Externalizing and Aggregating Risk Assessments
However, these ad-hoc, often internal risk assessments cannot help paint a broader picture of the economy unless they can be externalized and aggregated. Few firms are motivated to do this, since it is expensive and the letter of the law does not require it. Also, firms may have different "technological languages," as Krishnamurthy puts it, for describing their risk and liquidity. These languages would have to be standardized across the financial sector in order for useful reporting to occur.

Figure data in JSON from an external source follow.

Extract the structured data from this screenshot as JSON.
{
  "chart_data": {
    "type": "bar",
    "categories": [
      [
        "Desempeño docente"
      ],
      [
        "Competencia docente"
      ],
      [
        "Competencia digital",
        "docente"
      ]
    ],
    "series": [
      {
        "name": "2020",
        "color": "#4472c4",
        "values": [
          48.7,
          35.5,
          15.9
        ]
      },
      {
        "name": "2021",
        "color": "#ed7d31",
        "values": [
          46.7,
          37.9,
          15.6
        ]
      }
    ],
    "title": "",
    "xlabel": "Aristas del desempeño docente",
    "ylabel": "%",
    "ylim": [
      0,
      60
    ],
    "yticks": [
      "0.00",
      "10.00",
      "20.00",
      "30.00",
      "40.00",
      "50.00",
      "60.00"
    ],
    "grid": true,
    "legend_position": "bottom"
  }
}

"The truth is that it's easier to not invest in standardizing data reporting and remain relatively opaque. But this is where a government can step in for the common good," Krishnamurthy says. "One way to do this is expand regulatory filings that require banks to use a common language. It seems possible that if everyone communicates risk in the same way, eventually they will disclose it on, say, SEC filings."
What this kind of new financial reporting could enable, argues Krishnamurthy, is a "50,000-foot view of the economy's 'risk map,'" which would illuminate pockets of toxic risk and illiquidity in the overall landscape, like those that caused the recent financial crisis. Krishnamurthy's paper "Risk Topography," coauthored with Markus Brunnermeier of Princeton University and Gary Gorton of Yale University, takes its title from this analogy to mapping.
Krishnamurthy compares the measurement of risk to that of the gross domestic product (GDP) during the Great Depression. "It was obvious right after the Depression that measuring GDP was relevant, but nobody was doing it in the early 1900s—the data didn't exist," he explains. "We are in a similar situation today. We'd like to have a risk map of the economy drawn, say, every six months as the terrain changes. Our hope is that, in 15 or 20 years, we'll have accumulated data that some bright PhD student will use to design a brilliant theory about the causes of financial crises. But the student will need the data about risk to build it with. That's where we're starting."